The Jasmine Breeze by Robin Yassin-Kassab
Every Muslim has heard of al-Andalus, where Europe meets Africa, where the Mediterranean almost closes its lips. It’s a land of sonority and luminosity, a storied land, an imagined land.
Millions know the story of Boabdil (or Abu Abdullah Muhammad XII), the last Andalusi sultan, shedding a tear as he turned to view Granada one last time, bidding farewell to eight and a half centuries of civilisation, and his mother reproving him: ‘You weep like a woman for what you failed to defend like a man’. The phrase comes from Washington Irving, American Romantic author of Tales of the Alhambra and other fairy stories, but no matter.
There’s a place in the Alpujarras mountains called the Pass of the Last Sigh, and Salman Rushdie wrote a novel called The Moor’s Last Sigh.

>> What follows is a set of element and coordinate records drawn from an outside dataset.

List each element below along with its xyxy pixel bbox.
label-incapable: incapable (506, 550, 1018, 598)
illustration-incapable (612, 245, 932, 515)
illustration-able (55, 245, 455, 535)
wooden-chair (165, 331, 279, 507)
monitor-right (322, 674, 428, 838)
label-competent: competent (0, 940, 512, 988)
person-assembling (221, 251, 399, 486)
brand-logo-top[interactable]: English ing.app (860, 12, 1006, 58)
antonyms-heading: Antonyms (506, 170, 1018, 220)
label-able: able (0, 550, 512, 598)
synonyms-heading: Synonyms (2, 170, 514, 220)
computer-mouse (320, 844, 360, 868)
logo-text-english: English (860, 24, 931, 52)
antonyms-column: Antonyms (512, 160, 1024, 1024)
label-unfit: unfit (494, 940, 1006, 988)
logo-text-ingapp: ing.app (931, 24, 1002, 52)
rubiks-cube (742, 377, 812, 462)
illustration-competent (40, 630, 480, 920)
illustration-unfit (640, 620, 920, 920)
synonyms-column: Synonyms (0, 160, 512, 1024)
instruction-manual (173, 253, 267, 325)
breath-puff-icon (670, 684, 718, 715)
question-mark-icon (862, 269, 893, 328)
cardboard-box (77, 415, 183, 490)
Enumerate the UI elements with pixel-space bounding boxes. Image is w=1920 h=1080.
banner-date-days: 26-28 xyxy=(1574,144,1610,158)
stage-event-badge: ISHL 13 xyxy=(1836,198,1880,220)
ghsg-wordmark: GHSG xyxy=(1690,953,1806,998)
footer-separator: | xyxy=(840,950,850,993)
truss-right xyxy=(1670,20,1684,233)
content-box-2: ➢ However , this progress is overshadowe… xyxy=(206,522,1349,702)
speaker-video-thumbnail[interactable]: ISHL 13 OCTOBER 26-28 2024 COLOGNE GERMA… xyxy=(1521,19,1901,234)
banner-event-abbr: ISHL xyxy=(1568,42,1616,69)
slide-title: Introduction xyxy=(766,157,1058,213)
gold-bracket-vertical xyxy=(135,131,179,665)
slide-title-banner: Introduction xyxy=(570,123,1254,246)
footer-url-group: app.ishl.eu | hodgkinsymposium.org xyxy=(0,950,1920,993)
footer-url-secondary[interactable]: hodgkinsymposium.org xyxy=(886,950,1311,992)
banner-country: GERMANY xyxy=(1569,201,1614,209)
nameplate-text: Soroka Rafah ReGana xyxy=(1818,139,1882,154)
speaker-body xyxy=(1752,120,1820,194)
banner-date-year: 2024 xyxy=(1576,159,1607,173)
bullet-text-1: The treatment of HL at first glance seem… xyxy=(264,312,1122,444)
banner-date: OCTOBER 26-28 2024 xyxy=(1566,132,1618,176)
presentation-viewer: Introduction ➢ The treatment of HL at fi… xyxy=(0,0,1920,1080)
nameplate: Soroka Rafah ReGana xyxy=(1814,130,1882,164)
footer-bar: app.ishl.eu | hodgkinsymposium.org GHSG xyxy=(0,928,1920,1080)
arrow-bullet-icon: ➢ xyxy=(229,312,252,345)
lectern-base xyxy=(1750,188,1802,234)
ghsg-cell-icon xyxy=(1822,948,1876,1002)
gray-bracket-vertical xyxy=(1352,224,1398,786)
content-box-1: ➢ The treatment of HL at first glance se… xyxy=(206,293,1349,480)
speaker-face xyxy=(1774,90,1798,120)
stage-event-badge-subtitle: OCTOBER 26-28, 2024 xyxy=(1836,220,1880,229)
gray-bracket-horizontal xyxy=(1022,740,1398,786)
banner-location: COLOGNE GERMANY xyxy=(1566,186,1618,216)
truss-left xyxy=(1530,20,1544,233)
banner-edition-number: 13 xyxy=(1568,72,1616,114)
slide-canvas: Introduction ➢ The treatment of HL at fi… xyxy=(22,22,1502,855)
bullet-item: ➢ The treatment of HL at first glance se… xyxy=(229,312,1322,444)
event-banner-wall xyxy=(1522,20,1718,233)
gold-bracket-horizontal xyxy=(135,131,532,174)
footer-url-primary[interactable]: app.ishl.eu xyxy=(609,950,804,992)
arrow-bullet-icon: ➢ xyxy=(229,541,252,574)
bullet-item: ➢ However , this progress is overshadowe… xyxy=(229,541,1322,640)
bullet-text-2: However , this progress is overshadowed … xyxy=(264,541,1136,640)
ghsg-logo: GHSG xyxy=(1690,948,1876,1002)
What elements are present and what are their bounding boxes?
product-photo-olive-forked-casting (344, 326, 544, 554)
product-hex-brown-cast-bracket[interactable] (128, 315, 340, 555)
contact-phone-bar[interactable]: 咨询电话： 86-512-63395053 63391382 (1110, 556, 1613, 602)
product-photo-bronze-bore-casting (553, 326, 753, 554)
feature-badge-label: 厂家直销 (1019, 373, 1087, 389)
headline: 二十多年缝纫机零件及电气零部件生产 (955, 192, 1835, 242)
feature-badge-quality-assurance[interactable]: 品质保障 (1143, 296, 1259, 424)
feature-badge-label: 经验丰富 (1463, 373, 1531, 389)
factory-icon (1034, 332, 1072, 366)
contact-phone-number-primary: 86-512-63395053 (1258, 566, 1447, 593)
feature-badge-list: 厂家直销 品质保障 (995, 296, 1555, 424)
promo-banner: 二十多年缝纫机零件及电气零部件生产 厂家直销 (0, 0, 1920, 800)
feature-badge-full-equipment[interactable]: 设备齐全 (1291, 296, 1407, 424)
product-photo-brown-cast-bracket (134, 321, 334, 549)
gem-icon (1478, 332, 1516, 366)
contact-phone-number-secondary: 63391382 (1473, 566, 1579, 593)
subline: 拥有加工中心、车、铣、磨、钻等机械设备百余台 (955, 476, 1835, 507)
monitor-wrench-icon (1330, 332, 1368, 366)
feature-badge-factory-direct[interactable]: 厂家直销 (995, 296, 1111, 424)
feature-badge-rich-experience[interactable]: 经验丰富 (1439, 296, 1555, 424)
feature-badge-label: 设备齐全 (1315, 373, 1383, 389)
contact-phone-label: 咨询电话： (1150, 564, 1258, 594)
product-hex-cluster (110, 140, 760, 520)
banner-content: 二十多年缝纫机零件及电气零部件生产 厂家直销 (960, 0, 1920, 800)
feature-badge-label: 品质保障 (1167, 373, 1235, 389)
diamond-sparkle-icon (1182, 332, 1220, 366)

For Muslims, al-Andalus represents lamented past glories, a standard against which to measure the decadence of the present, and hope for the future. For Spaniards and other Europeans it provokes reactions including embarrassment, denial, and delirious enthusiasm. Its image is burningly relevant to our contemporary global arguments over multiculturalism and migration.
So Muslims ruled a chunk of Western Europe for the best part of a millennium, until Europe’s Renaissance, which was in important ways provoked or fed by Europe’s Muslim civilisation. The final end of Muslim rule in 1492 provides one of those temptingly portentous dates by which to simplify history, for Christian Europe discovered the Americas in the same year, and in following years, funded by New World silver, dominated the eastern sea routes too, establishing the long ascendance which is only ending now.
The Muslims and Jews were driven out of al-Andalus, but still something of Islamic Spain persists as piercingly as the jasmin in the air. As ‘The Mosque of Cordoba’, a poem by philosopher Muhammad Iqbal, exclaims:
Its breeze even today is laden with the fragrance of Yemen
Its music even today carries strains of melodies from the Hijaz
It’s confusing being there. You glance over your shoulder and see Tangier or Meknes, then look closer and see a church or a pork delicatessen. There are Arabic survivors in the language, words like aceite from the Arabic az-zeit, meaning olive oil. The rice in the paella was brought by the Moors and became a staple in Moorish times. Certainly the tapas custom of offering a small plate of food with a drink mirrors Levantine drinking culture.
Andalucians, like Arabs, take an afternoon siesta. Like Arabs they place a high value on family life, employ a wealth of gestures when they speak, and enjoy a healthy attitude to time. There’s even a Spanish version of Arab wasta, enchufe – using connections to get things done. The Andalucians are Mediterranean people, southern Europeans, Christians and post-Christians, Latins, and almost Moroccans. ‘To be a cubist one has to have been born in Malaga’, said Picasso, who was born in Malaga. Surely he was making a joke, but if not, it isn’t the southern light he was referring to but the multiplicity of perspective inherent in the human landscape.
Malaga airport, servicing Marbella, Torremolinos and other resorts, is where you tend to arrive in southern Spain. I’d been expecting the city to be a transplanted northern European holiday nightmare, a Boschian canvas of pink boys and girls in extreme states of intoxication and undress. Perhaps that’s what I was hoping for.
Instead I found, as well as the Moorish courtyard and carved wooden ceilings of the Picasso museum, palms from Arabia and trees from the Americas, and Latin Americans and Moroccans running restaurants. The Moorish alcazaba (or kasba, an Arabic word, related to my surname, meaning ‘strong place’) dominates the city from its hill top. A surviving horse-shoe arch from the Nasrid-era shipyard is now the entrance to a contemporary neo-Moorish market.